Jasper County Democrat, Volume 6, Number 26, Rensselaer, Jasper County, 3 October 1903 — HABITS OF COWBIRD. [ARTICLE]

HABITS OF COWBIRD.

It Associates with the Animals in Or. der to Find Insects. The cowbird Is black and a little smaller than the red-winged blackbird. There are three species, two of which—the common and red-eyed—migrate to our Northern States and are found associated together. The male of the common cowbird has a head and neck of deep wood-brown, while the redeyed is wholly black and very lustrous.
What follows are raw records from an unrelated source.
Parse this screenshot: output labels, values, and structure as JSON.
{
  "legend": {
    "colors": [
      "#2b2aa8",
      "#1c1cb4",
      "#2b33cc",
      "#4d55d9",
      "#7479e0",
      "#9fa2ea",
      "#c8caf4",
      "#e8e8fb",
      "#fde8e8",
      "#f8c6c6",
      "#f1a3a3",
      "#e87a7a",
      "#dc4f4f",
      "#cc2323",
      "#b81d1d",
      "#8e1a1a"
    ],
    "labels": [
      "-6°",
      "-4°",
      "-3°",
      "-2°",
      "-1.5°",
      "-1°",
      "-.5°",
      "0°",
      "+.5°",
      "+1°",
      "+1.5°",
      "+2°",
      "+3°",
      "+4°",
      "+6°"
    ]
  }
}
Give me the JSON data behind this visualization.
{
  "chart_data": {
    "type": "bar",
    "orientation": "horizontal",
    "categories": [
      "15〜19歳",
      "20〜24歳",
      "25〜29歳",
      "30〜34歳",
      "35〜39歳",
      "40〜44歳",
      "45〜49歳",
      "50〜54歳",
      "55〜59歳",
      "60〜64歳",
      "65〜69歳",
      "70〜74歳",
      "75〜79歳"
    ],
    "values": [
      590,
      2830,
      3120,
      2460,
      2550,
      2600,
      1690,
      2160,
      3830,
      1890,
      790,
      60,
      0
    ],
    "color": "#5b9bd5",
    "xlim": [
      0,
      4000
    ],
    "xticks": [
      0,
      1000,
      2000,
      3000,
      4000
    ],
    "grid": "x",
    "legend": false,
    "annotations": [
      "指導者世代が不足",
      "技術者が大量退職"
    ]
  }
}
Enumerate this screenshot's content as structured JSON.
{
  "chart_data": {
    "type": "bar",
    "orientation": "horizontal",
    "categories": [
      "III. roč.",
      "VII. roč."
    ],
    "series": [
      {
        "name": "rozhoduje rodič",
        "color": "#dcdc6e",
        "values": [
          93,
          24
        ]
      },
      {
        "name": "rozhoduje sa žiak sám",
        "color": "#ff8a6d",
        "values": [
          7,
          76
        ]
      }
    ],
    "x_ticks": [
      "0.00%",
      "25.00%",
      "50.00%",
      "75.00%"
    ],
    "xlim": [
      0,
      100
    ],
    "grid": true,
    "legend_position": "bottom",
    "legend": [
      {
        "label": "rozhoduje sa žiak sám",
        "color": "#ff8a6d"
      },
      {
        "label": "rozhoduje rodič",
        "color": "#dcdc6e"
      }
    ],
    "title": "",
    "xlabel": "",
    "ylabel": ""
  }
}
The .females are smaller than the males and duller In color, although the red-eyed female is quite black. The bird receives Its name from Its association with cows, beside which it feeds, snatching up the insects that are disturbed by their heavy tread. About half a dozen usually attend a single animal or a bunch of cattle, part of which may be of one species and part of the other. Indeed, the two associate together aa peacefully as though they were of the same species. The most serious Indictment against the cowbird Is that It builds no nests and does not rear Its own family. Its eggs are laid In the nests of greenlets, warblers, finches and other blackbirds, most of which are smaller than itself. Of the first five red-wings' nests examined In 1902, four contained the eggs of the cowbird. The summer warbler was one day found burying the detectable egg in the bottom of her nest, together with one of her own. Two orchard orioles’ nests, not fifty feet apart each contained the egg of the parasite, probably of the same breed.—Country Life in America. Distribute fifteen or twenty cents around among the neighbor children, and you can create more happiness than the Iron kings when they give a million to a college.